The package can be cited using the citation() function. Please cite ecochange appropriately in your work.

citation('ecochange')

References

Hansen, M. C., Potapov, P. V., Moore, R., Hancher, M., Turubanova, S. A. A., Tyukavina, A., … & Kommareddy, A. (2013). High-resolution global maps of 21st-century forest cover change. science, 342(6160), 850-853.

Hesselbarth, M.H., Sciaini, M., With, K.A., Wiegand, K., & Nowosad, J., (2019). landscapemetrics: an open-source R tool to calculate landscape metrics. Ecography.

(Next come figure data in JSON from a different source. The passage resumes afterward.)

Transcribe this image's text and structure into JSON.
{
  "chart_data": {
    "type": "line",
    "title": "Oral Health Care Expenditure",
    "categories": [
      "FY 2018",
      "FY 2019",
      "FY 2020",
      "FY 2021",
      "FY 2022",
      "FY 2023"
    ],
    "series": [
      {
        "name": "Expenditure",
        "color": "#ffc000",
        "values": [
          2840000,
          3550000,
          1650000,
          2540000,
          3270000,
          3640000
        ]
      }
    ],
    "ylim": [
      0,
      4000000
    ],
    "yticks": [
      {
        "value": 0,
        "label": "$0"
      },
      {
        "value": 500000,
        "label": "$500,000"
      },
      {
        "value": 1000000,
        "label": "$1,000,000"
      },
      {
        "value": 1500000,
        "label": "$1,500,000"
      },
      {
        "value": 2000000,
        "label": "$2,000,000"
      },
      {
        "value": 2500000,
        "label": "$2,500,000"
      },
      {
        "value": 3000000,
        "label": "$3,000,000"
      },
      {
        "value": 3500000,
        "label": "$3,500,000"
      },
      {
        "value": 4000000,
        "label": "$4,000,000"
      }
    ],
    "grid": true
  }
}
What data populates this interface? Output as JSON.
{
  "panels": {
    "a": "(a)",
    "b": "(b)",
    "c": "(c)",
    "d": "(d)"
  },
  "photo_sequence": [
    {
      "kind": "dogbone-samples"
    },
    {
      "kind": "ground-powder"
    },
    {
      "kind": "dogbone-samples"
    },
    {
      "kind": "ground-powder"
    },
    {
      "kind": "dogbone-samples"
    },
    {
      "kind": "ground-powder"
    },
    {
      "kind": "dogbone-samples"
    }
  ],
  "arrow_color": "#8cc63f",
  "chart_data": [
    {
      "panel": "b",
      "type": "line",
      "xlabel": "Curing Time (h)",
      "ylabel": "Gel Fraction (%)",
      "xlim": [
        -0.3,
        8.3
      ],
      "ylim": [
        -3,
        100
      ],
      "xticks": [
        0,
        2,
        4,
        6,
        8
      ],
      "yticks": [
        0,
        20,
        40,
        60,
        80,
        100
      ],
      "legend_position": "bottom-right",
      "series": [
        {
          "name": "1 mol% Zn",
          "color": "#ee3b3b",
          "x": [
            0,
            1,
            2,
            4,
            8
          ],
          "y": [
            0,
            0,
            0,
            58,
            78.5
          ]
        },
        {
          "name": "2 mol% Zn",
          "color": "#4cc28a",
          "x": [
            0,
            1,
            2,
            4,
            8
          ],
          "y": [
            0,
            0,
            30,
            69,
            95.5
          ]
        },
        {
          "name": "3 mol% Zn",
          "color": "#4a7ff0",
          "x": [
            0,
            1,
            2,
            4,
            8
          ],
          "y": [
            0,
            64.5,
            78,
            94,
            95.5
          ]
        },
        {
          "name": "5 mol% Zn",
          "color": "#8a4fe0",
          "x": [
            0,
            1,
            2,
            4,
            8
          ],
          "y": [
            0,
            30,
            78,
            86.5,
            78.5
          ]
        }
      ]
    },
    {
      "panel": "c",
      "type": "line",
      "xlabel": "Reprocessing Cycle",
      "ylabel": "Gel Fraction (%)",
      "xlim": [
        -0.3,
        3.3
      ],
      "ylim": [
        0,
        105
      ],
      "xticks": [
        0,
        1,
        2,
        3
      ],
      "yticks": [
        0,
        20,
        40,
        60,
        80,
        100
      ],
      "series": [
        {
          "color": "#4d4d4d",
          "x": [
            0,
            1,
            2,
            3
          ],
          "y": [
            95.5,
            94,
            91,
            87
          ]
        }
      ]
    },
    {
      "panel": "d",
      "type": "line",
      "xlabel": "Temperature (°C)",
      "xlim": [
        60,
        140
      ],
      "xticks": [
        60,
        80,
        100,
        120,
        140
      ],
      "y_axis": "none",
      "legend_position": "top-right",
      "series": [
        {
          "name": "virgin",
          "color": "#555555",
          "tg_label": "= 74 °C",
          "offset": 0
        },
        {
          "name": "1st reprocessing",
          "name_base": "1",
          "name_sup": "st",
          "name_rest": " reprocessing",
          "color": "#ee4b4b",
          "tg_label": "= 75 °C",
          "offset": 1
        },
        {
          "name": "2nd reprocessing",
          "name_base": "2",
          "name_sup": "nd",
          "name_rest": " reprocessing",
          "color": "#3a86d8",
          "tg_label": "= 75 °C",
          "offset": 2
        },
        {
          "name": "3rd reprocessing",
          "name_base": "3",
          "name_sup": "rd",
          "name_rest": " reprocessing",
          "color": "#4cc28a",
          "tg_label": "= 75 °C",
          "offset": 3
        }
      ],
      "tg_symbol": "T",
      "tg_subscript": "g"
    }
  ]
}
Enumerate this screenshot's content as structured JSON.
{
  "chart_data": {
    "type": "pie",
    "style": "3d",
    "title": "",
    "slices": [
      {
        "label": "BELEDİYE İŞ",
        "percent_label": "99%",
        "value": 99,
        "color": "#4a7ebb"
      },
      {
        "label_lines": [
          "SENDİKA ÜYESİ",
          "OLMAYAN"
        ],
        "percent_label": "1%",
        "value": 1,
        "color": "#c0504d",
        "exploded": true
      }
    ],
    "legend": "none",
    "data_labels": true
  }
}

Pekel, J. F., Belward, A., & Gorelick, N. (2017). Global Water Surface Dynamics: Toward a Near Real Time Monitoring Using Landsat and Sentinel Data. In AGU Fall Meeting Abstracts.

Sexton, J. O., Song, X. P., Feng, M., Noojipady, P., Anand, A., Huang, C., … & Townshend, J. R. (2013). Global, 30-m resolution continuous fields of tree cover: Landsat-based rescaling of MODIS vegetation continuous fields with lidar-based estimates of error. International Journal of Digital Earth, 6(5), 427-448.